4. The method of claim 2, wherein the Plerixafor is administered at a dose of at least 400 μg/kg/d.

5. The method of claim 1, wherein the CXCL12/CXCR4 inhibitor is infused intravenously.

6. The method of claim 1, wherein the administering step begins at a point prior to a peak of SDF-1 expression.

7. The method of claim 1, wherein the tumor is a solid tumor.

8. The method of claim 1, wherein the tumor is a glioblastoma.

9. The method of claim 1, wherein the CXCL12/CXCR4 inhibitor prevents the formation of new blood vessels in the tumor.

10. The method of claim 1, wherein the CXCL12/CXCR4 inhibitor prevents TAM accumulation in the tumor.

11. A pharmaceutical formulation for the prevention and treatment of the recurrence of tumors comprising a therapeutically effective amount of a CXCL12/CXCR4 inhibitor to a patient undergoing radiotherapy for a tumor.

12. The pharmaceutical formulation of claim 11, wherein the CXCL12/CXCR4 inhibitor is Plerixafor.

13. The pharmaceutical formulation of claim 12, wherein the therapeutically effective amount is at least 200 μg/kg/d.

14. The pharmaceutical formulation of claim 12, wherein the therapeutically effective amount is at least 400 μg/kg/d.

15. The pharmaceutical formulation of claim 11, wherein the pharmaceutical formulation is infused intravenously.

16. The pharmaceutical formulation of claim 11, wherein the pharmaceutical formulation is administered at a point prior to a peak of SDF-1 expression.

17. The pharmaceutical formulation of claim 11, wherein the tumor is a solid tumor.
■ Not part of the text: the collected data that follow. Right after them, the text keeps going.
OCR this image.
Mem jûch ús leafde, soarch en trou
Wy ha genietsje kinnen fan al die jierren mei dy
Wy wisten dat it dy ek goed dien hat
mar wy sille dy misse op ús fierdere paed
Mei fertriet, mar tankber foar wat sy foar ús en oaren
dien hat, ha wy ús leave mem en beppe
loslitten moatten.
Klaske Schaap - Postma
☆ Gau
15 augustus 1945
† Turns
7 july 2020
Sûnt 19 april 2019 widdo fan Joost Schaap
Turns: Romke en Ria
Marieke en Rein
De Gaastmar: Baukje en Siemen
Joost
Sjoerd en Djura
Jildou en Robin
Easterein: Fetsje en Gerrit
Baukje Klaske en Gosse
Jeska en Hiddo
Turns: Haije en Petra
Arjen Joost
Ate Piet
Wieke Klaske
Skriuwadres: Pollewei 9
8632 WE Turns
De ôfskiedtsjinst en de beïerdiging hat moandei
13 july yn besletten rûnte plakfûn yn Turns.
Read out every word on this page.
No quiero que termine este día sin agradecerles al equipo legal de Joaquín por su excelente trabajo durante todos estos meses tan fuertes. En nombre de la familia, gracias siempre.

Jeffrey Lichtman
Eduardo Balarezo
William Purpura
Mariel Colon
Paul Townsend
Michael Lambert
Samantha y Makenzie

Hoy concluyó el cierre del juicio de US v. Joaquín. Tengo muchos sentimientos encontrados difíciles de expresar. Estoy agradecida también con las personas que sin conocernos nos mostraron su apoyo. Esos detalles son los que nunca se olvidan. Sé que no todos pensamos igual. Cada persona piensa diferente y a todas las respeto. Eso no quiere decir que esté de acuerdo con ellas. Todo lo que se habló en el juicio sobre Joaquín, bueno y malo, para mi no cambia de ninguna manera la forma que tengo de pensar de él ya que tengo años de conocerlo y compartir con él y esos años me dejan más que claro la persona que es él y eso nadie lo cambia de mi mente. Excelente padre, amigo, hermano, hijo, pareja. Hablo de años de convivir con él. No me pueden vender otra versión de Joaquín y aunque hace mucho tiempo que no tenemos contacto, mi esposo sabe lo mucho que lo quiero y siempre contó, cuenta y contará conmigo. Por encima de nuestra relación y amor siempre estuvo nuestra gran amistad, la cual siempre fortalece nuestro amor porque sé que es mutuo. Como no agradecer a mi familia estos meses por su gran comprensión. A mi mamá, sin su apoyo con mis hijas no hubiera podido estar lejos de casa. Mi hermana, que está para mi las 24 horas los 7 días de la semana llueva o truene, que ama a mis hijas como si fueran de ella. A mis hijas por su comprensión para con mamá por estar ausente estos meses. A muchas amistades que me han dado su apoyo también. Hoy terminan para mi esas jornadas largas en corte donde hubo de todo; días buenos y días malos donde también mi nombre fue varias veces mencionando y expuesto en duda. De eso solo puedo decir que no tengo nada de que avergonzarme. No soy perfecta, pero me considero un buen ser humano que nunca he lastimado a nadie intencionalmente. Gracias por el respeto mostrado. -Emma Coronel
18. The pharmaceutical formulation of claim 11, wherein the tumor is a glioblastoma.

19. The pharmaceutical formulation of claim 11, wherein the CXCL12/CXCR4 inhibitor prevents the formation of new blood vessels in the tumor.

20. The pharmaceutical formulation of claim 11, wherein the CXCL12/CXCR4 inhibitor prevents TAM accumulation in the tumor.